Babam yoktu, koruyanım yoktu, annemin umurunda değildim, ablalarım hep kendi dünyalarındaydı, ben hep yalnızdım. Bunlar başıma o yüzden geliyordu.
Üniversite döneminde ya da işe başladığında değişti mi içindeki inanç? O dönemde neler yaşadın?
Hep platonik oldu duygularım. Üniversitede ilk defa bir kız bana çok alımlı ve hoş gelmişti, zaten içine çok kapanık biriydim, rahat konuşamam hoşlansam da kendisiyle iletişime geçmem çok zordu. Cinsel bir çekim değildi. Hoşlansam bile kadınlar hiç bir zaman çekici gelmezdi. Erkekler hiçbir koşulda itici gelmese de kadınlar bazen çok itici bile gelirdi.
Ben bile kendi yaşadığımı geç anladım sonra kendime bile inkâr ettim, gizli kapaklı sürdürdüm yaşamımı. Olan biten bir şey de yoktu yani her şey kafamın ve bedenimin içinde yaşanan bir kurgu gibiydi.
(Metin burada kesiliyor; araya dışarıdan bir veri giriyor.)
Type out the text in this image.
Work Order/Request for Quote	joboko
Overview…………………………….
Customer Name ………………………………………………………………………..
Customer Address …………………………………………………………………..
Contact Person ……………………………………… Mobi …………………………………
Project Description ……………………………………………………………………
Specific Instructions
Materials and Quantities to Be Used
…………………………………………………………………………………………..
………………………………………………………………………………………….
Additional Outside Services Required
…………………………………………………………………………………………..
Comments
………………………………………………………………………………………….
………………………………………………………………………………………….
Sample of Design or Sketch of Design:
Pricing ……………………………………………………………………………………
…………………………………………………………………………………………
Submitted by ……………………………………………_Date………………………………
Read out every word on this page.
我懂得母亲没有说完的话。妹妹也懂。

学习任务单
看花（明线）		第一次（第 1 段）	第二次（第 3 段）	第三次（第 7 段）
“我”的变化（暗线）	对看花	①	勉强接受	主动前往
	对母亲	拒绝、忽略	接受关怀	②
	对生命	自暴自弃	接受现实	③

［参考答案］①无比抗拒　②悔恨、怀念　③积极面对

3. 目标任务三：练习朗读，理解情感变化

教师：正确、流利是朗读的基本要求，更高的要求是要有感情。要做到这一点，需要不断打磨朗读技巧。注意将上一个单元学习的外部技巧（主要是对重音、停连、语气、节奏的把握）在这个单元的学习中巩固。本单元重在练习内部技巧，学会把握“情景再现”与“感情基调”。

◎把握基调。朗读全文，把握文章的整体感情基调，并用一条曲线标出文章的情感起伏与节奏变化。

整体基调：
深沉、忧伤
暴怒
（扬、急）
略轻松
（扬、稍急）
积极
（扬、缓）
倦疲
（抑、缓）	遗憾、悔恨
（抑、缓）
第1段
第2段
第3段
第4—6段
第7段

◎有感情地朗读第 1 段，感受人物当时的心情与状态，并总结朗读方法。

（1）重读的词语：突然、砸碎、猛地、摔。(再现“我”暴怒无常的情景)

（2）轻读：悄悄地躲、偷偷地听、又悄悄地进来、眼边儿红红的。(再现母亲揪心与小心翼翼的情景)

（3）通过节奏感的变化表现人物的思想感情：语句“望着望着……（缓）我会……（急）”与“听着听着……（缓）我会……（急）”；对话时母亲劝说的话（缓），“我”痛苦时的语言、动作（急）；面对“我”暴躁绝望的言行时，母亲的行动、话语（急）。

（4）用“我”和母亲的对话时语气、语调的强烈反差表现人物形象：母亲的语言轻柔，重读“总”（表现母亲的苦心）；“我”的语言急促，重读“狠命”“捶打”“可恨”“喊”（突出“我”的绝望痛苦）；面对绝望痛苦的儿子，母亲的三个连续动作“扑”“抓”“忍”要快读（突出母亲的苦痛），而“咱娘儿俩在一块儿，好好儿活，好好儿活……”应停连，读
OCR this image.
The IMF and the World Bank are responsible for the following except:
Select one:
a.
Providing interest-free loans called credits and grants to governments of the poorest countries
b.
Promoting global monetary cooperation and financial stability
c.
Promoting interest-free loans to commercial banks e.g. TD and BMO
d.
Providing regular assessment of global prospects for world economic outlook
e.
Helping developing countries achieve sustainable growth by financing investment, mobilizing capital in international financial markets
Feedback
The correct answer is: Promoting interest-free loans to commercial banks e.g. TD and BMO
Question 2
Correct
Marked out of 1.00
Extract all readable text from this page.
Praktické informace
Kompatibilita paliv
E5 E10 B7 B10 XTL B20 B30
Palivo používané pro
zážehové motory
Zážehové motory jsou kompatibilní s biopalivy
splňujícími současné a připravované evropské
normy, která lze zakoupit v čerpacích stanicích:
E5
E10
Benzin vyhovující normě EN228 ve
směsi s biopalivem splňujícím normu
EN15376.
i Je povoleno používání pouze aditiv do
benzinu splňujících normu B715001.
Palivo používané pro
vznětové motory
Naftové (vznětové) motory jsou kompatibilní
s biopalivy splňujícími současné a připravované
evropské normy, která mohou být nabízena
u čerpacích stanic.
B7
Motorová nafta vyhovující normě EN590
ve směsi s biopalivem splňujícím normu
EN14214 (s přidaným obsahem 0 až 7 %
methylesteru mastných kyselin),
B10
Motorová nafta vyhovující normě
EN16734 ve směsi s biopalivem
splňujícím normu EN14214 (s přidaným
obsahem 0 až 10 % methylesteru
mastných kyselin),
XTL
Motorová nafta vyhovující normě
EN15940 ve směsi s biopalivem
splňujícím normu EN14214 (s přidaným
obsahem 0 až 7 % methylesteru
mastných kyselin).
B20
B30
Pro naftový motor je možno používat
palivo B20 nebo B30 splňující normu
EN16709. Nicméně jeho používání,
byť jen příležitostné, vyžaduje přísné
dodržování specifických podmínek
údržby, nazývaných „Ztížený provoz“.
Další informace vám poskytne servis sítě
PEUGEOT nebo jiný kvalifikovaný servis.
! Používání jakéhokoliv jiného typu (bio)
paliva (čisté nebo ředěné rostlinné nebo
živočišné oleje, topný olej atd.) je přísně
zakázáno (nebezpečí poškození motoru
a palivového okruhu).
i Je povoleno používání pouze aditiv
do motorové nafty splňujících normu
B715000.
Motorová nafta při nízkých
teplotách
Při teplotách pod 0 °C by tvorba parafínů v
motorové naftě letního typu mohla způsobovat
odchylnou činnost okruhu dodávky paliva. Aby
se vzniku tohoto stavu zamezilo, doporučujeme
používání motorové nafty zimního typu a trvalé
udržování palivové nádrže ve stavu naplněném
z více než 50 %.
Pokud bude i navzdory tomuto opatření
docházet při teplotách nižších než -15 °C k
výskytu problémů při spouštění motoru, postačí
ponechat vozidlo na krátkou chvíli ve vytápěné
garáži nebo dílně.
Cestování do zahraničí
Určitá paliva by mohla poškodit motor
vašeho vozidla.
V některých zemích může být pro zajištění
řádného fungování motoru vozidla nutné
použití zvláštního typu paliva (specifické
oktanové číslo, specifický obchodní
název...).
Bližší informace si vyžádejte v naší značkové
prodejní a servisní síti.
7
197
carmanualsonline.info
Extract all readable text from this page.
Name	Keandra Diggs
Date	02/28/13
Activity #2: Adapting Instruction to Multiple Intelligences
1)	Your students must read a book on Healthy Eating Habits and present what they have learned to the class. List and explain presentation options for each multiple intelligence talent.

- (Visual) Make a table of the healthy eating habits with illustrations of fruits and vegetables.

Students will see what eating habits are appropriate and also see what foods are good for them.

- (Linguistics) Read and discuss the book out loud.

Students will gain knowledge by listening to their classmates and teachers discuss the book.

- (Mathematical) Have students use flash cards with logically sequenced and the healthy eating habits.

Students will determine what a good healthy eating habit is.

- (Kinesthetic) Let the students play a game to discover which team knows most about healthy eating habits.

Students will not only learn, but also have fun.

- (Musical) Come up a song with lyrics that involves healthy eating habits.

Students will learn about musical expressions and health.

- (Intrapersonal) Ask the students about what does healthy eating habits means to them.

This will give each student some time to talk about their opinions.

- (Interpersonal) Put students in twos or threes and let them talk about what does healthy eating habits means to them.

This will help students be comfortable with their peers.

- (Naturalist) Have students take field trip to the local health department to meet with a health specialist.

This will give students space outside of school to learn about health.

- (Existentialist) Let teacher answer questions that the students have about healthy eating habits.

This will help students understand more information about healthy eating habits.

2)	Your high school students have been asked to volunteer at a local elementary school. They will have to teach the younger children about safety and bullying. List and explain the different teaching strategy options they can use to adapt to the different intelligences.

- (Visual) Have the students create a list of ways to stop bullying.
Güçlü bir inancım hiç olmadı, ben buyum ben böyleyim demedim hiç. Hala sorguluyorum. Tek fark artık böyle yaşayamayacağımı çok net biliyorum, o yüzden terapiye gidiyorum. Denemekten başka çarem yok, kabullenmek çok kolay bir seçenek ama orada sıkıntı var, çünkü bu yaşa kadar içim beni hep durdurdu. İçimde bunu engelleyen bir mekanizma var, onu anlamaya ihtiyacım var. İstemediğimin farkındayım ama nasıl ilerleyeceğim, ömrüm boyunca kendimi zapt ederek arabalarla mı yaşayacağım. Kendimi anlamaya ihtiyacım var.